A legal marriage inherently affords certain rights to husbands and wives when a spouse dies without a Will or estate plan. The same cannot be said for LGBT couples, who must meet certain criteria to qualify as domestic partnerships under the law. Without solid legal documentation of your wishes for your partner, children, health care and finances, you and your loved ones could suffer needlessly in the event that you become incapacitated or die. Here are just six of the numerous reasons LGBT couples need to meet with Genders & Partners as soon as possible for Wills & estate planning in Adelaide.
Some people think that estate plans are for someone else, not them. A common misconception is that estate planning is only important for the wealthy or elderly. They may rationalise that they are too young or don’t have enough money to reap the benefits of a plan. But here are some more reasons why estate planning is for everyone, regardless of age or net worth.
- Loss of capacity. What if you become incompetent and unable to manage your own affairs? Legal, medical and lifestyle decisions will need to be made for you, but without a plan the courts will have to select the person to manage your affairs. With an integrated estate plan in place, you choose that person, through a careful combination of powers of attorney and advanced directives.

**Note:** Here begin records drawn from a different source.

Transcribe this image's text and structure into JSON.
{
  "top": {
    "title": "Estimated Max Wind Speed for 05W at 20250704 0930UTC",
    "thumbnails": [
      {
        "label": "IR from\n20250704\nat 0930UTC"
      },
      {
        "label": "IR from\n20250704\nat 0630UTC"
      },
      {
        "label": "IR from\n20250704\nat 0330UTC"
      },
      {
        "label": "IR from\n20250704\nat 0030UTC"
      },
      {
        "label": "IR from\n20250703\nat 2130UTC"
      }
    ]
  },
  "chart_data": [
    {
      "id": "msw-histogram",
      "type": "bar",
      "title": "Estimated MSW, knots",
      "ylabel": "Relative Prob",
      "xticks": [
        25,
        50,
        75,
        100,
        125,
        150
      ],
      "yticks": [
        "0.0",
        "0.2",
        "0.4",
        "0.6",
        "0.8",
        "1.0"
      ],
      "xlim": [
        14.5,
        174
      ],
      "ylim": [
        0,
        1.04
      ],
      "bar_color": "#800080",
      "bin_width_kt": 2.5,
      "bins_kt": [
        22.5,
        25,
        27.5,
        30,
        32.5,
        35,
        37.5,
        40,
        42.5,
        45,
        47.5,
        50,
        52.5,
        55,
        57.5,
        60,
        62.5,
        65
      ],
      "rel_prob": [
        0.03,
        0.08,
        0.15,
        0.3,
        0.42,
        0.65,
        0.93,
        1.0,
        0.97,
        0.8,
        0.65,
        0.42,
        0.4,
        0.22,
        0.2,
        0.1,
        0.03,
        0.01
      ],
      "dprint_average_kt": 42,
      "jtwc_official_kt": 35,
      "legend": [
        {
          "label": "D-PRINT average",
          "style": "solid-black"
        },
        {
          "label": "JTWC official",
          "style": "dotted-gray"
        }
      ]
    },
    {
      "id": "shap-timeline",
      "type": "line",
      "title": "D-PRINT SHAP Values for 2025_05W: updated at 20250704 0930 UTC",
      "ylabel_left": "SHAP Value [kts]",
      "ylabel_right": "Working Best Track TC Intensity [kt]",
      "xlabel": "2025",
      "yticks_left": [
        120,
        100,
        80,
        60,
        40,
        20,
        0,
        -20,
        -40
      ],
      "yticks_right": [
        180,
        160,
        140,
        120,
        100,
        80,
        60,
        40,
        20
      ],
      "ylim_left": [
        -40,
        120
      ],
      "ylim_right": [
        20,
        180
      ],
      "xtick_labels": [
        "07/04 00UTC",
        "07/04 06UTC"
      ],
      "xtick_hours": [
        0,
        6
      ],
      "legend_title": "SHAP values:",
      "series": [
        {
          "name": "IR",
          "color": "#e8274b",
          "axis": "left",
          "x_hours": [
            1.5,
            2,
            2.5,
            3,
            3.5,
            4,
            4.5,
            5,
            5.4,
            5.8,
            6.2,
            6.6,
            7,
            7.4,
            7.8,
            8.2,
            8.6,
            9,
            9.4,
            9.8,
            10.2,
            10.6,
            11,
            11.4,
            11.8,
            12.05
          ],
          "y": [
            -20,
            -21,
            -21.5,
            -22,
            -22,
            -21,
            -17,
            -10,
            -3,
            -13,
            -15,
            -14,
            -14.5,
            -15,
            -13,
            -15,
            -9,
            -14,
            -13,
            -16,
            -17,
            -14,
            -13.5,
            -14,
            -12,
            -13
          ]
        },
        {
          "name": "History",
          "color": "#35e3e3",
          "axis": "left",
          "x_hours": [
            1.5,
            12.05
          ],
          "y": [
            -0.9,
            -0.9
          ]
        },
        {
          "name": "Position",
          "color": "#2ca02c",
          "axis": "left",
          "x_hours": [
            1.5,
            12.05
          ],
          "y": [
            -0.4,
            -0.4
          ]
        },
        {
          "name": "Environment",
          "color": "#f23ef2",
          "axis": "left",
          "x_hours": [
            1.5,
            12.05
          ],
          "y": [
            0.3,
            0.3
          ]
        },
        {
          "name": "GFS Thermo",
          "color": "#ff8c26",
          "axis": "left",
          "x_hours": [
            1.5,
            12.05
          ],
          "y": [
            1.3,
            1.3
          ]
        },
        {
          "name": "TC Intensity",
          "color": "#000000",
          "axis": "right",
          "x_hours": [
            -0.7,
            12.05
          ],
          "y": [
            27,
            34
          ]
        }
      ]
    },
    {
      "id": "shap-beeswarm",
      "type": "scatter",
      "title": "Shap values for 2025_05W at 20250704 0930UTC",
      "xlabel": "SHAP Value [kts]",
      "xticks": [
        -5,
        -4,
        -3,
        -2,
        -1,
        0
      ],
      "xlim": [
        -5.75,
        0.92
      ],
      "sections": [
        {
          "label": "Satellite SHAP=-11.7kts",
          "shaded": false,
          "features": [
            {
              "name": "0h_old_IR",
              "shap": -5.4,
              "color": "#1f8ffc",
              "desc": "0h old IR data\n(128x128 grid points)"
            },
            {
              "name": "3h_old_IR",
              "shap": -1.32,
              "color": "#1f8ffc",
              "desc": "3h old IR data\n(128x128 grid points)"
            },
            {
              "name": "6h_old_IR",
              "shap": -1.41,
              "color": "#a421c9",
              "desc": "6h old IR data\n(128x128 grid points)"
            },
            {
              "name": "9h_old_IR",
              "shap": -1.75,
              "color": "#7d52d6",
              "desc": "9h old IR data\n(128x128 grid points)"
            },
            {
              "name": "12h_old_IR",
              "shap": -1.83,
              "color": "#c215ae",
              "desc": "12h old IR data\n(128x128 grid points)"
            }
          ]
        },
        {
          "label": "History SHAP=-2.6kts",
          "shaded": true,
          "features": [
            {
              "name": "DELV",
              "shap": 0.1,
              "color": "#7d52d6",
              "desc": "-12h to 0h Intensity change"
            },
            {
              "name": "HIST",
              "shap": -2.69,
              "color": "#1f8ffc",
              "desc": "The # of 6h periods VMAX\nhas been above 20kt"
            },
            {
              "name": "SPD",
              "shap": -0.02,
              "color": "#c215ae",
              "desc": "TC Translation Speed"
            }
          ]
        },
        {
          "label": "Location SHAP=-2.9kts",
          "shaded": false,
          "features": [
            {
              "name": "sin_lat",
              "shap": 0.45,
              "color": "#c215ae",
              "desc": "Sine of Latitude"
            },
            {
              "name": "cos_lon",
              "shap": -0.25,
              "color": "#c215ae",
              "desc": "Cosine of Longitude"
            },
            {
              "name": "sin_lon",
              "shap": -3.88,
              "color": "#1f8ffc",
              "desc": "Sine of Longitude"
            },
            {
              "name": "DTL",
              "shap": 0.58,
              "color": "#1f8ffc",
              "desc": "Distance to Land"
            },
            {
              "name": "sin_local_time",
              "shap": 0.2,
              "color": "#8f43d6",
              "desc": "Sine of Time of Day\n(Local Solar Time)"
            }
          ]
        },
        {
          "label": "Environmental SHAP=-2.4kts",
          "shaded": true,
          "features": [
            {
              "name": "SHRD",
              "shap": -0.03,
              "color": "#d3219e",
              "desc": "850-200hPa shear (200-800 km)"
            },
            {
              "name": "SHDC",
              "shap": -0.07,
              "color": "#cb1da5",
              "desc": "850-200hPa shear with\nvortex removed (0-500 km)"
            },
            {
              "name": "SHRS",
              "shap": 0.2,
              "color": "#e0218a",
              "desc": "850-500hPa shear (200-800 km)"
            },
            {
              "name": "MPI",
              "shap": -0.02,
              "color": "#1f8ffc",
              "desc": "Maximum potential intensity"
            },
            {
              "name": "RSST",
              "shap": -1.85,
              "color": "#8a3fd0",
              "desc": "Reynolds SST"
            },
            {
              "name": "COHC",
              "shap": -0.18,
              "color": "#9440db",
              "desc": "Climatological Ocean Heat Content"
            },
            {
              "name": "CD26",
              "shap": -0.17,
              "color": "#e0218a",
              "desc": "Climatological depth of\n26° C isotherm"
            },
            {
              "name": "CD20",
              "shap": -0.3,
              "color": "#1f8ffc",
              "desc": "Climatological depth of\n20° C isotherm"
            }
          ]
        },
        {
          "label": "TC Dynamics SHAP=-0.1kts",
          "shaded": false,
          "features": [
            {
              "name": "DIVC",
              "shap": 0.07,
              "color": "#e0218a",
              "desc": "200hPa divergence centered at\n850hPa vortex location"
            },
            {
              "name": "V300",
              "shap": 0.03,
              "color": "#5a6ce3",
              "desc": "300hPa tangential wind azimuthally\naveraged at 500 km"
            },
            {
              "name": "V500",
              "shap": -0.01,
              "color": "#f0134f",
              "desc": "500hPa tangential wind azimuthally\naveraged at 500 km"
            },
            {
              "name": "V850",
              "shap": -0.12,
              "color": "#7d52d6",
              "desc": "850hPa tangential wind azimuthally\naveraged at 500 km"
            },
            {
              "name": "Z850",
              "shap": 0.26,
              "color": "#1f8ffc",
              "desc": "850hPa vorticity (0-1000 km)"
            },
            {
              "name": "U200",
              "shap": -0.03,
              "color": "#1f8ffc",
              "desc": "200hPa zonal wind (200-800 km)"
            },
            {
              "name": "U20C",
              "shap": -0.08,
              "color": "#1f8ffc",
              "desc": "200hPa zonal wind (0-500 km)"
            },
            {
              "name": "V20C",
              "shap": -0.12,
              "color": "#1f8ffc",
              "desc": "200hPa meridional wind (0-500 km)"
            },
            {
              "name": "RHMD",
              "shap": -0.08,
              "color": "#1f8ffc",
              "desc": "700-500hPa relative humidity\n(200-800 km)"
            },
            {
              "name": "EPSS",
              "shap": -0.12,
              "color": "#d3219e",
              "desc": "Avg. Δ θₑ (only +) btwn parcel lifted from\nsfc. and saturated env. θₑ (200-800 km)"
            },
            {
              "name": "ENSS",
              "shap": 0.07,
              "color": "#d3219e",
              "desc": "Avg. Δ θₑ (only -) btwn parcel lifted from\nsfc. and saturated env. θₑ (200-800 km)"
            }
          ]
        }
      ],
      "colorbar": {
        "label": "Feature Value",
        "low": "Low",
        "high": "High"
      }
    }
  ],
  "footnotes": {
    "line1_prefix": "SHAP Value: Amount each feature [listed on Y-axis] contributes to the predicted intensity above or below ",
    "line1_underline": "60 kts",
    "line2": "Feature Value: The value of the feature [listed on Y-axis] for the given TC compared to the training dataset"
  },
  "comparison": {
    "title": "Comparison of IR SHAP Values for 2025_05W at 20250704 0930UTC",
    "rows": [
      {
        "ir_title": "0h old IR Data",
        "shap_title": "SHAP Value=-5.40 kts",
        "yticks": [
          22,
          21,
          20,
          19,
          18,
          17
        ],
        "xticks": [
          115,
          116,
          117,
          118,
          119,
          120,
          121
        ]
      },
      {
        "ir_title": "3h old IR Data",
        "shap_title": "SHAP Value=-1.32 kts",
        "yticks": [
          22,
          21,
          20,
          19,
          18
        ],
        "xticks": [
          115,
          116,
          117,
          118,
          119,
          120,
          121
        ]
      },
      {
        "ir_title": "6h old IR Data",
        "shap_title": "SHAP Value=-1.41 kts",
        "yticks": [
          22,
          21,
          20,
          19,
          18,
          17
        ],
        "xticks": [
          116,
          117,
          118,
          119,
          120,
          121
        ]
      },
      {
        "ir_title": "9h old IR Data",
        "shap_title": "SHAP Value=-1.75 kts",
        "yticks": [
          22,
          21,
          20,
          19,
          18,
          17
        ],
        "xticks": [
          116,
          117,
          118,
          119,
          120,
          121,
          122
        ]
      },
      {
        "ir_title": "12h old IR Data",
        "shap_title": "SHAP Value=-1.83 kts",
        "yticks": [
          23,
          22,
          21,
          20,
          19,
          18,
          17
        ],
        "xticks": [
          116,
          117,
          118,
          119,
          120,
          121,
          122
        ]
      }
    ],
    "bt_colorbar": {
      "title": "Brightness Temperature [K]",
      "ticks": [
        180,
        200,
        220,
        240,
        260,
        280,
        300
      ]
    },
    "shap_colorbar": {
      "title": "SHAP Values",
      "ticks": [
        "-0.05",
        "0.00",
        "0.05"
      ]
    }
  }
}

- Minor children. Who will raise your children if you die? Although a court will make the final determination, you are able to nominate the guardian of your choice in your Will, and the court will give very serious consideration to your wishes.
- Dying without a Will (intestate). Who will inherit your assets? Without a plan, your assets pass to your heirs according to your state’s laws of intestacy (dying without a will). Your family members (and perhaps not the ones you would choose) will receive your assets without benefit of your direction or of trust protection. With an integrated estate plan, you decide who gets your assets, and when and how they receive them.